When baby Jack (not participant’s real name and picture) was handed to his mum, he was the perfect baby. But in the months following his birth Jack’s parents and doctors became concerned when he did not meet his developmental milestones like other babies. He had trouble holding up his head or sitting upright without assistance. Over time, his condition became more serious when Jack developed seizures and suffered from painful involuntary movements of his muscles.
After a lengthy period of diagnostic testing doctors at CHI at Temple Street were unable to understand the cause of Jack’s condition. His brain MRI was normal. He had healthy siblings and there was no family history of any conditions like that of Jack’s. Routine genetic tests to look for large DNA abnormalities had not revealed any explanation for Jack’s symptoms.
A collaborative research programme between Genuity Science and CHI at Temple Street offers whole genome sequencing and analysis for children with undiagnosed conditions. In 2017, Jack and his parents were recruited to the Rare Disease Programme by his clinician. They had blood samples taken by a phlebotomist at CHI at Temple Street, and the referring clinician provided a detailed clinical history of Jack’s condition to date. The anonymised blood samples and clinical data were provided to Genuity Science’s facility, where a team of laboratory scientists, bioinformaticians, and clinical research scientists sequenced Jack’s DNA to look for a change in his genetic code that would account for his condition.

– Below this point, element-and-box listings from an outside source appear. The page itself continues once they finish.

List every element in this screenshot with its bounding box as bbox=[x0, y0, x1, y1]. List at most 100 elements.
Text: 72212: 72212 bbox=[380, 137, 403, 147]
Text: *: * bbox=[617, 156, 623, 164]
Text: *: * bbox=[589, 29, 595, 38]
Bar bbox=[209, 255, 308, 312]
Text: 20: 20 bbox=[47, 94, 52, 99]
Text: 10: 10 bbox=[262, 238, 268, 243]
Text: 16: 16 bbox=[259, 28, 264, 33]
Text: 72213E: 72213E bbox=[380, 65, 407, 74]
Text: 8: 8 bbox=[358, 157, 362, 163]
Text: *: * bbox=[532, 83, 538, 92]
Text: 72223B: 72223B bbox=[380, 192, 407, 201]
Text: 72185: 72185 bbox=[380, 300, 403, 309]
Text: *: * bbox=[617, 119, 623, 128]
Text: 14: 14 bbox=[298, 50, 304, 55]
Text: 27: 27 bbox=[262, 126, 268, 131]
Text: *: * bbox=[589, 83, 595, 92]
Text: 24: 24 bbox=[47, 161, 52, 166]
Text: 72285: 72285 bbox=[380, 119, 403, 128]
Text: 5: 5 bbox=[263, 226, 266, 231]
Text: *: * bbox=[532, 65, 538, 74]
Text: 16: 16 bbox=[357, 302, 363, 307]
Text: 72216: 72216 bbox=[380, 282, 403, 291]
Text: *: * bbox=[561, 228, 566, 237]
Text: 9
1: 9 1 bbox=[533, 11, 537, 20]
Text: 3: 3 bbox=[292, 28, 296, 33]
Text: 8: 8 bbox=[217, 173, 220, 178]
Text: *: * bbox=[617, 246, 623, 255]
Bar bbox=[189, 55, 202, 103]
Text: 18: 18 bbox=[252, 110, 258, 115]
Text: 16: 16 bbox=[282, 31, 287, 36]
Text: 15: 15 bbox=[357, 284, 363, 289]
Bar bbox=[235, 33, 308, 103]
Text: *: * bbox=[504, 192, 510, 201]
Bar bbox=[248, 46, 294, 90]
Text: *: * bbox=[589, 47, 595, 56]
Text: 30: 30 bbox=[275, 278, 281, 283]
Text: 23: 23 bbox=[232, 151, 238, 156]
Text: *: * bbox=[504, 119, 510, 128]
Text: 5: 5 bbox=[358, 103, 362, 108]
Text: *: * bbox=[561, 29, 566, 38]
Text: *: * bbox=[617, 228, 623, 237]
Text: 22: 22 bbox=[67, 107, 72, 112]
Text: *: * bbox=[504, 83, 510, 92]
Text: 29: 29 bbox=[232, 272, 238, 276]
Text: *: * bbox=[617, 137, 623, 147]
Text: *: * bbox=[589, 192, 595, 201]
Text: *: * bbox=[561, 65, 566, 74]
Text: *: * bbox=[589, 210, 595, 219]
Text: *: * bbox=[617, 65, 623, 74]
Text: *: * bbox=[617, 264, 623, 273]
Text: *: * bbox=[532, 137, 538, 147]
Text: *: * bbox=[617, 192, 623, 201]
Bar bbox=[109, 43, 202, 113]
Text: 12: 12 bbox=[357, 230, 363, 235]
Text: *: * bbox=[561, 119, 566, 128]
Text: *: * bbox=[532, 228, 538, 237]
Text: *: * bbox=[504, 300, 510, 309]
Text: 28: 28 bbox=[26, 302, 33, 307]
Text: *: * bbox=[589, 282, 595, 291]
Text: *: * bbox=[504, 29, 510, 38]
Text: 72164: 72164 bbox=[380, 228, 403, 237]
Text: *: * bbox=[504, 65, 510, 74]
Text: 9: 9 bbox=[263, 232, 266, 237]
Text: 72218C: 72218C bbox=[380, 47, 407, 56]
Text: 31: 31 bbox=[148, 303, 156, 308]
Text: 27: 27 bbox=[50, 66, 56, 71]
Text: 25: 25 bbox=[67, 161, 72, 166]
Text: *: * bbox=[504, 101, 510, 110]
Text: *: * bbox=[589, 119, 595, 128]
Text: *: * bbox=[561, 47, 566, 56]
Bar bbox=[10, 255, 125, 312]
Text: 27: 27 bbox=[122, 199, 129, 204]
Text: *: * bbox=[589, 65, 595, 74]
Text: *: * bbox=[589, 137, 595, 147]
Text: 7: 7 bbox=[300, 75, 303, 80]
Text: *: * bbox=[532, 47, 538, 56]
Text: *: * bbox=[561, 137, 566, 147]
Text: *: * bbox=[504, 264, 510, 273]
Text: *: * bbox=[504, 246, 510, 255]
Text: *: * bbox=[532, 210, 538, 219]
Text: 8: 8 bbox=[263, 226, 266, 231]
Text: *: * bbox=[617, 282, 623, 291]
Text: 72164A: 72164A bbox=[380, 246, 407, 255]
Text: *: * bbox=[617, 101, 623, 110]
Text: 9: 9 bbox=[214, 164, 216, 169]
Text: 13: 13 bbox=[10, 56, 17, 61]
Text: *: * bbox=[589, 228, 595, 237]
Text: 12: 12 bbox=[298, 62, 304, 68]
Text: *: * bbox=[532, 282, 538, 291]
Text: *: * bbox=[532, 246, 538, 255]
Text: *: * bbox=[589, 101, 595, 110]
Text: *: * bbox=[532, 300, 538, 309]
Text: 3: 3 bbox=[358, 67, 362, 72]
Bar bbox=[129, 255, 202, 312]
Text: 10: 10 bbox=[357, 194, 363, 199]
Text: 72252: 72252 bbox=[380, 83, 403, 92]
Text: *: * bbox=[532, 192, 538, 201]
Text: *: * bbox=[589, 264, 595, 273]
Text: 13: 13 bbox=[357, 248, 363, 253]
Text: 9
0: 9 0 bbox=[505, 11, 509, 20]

As the team worked through Jack’s genome sequence, they identified a variant in the GNAO1 gene. Inheritance was determined to be “de novo”, which means that Jack didn’t inherit this genetic change from his mother or father. This was significant in that the family now had the comfort of knowing that, if they decided to have more children, it would be highly unlikely another child would carry the same variant. For Jack, this variant changed a very important amino acid in his GNAO1 protein; an important molecule for sending messages between cells in the brain. This same variant has been identified in four other children, and all of them share Jack’s condition. In this way, although Jack has a rare disorder, he is not alone. Two of the children have received a special type of treatment called deep brain stimulation. This involves inserting an electrical implant into the part of the brain that controls movement. It has been a successful intervention for children with Jack’s genetic variant or other GNAO1-associated movement disorders that are associated with a sudden deterioration. There are also some medications that have been demonstrated as effective in the management of acute attacks associated with this disorder. And although Jack’s condition is currently stable, his genetic diagnosis has provided him with therapeutic options should his condition evolve over time.
The Genuity Science Rare Disease Programme continues to support CHI at Temple Street in implementing whole genome sequencing for children with undiagnosed disorders and their families.